O imperador foi vê-la com os seus cortesãos mais nobres, e os dois aldrabões ergueram os braços como se estivessem a levantar alguma coisa.
— Aqui estão as calças — disseram eles. — Aqui está o casaco e aqui está a cauda... — e por aí fora. — São leves como espuma; pelo toque, dir-se-ia que não se tem nada vestido, mas a beleza está precisamente aí.
— Sim, claro... — disseram os acompanhantes do imperador, embora continuassem sem ver nada, porque não havia nada para ver.
— Se Vossa Majestade Imperial quiser fazer o favor de tirar a roupa que tem vestida, teremos a honra de o ajudar a vestir esta diante do espelho grande.
O imperador despiu-se e os dois aldrabões fingiram entregar-lhe as roupas novas, uma peça de cada vez. Depois, com os braços à volta da sua cintura, fingiram ajustar a cauda, num toque final.
O imperador virou-se e deu uma volta em frente do espelho.
— Que elegante! Que bem que assenta! — murmuravam os cortesãos. — Que tecido tão rico! Que cores magníficas! Já alguma vez tinham visto uma coisa tão magnífica?
— Majestade — disse o mestre-de-cerimónias —, o dossel já está lá fora.
O dossel cobriria o imperador durante o cortejo.
— Bem — exclamou o imperador —, estou pronto. Assenta realmente muito bem, não acham?
E tornou a dar umas voltas em frente do espelho, como quem se admira pela última vez. Os cortesãos que tinham de pegar na ponta da cauda baixaram-se, como se erguessem alguma coisa do chão, e levantaram as mãos diante de si. Não iam deixar o povo pensar que eles não viam nada.
E assim o imperador foi caminhando no imponente cortejo, sob o esplêndido dossel, e toda a gente nas ruas ou nas janelas exclamava:
— Que ar magnífico tem o imperador! E as roupas novas... não são maravilhosas? Olhem só para a cauda! Que elegante!
O facto é que ninguém queria admitir que não via roupas nenhumas, porque isso significaria que eram estúpidos ou então incompetentes no seu trabalho.

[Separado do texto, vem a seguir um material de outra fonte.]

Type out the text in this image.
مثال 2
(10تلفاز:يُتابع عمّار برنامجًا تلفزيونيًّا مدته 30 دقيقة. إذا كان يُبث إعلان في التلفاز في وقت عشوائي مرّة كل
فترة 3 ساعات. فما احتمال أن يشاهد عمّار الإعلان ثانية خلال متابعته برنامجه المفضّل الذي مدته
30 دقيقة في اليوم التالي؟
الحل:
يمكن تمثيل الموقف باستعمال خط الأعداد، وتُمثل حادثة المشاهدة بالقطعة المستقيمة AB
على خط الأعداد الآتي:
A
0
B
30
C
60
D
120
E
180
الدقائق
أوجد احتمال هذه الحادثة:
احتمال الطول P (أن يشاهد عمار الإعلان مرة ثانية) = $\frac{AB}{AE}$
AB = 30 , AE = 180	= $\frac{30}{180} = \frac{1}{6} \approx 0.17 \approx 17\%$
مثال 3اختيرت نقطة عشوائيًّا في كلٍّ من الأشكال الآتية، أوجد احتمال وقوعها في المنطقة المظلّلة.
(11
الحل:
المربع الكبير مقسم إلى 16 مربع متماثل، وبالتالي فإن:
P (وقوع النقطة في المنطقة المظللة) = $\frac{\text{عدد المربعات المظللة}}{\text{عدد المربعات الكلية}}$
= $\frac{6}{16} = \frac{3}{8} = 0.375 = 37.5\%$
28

Nenhum dos belos fatos do imperador tinha sido tão admirado até então.
Foi quando se ouviu claramente uma voz espantada de criança:
— O imperador não leva nada vestido!
— Estes inocentes! As coisas ridículas que dizem! — exclamou o pai da criança.
Mas um murmúrio começou a crescer no meio da multidão:
— Aquela criança diz que o imperador não leva nada vestido... o imperador não leva nada vestido! E daí a pouco toda a gente repetia: — O imperador não leva nada vestido!
Por fim, até o próprio imperador achou que eles deviam ter razão, mas pensou para si próprio:
"Não posso parar, senão estrago o cortejo."
E lá foi andando com um ar cada vez mais orgulhoso, enquanto os cortesãos continuavam a segurar uma cauda que não existia.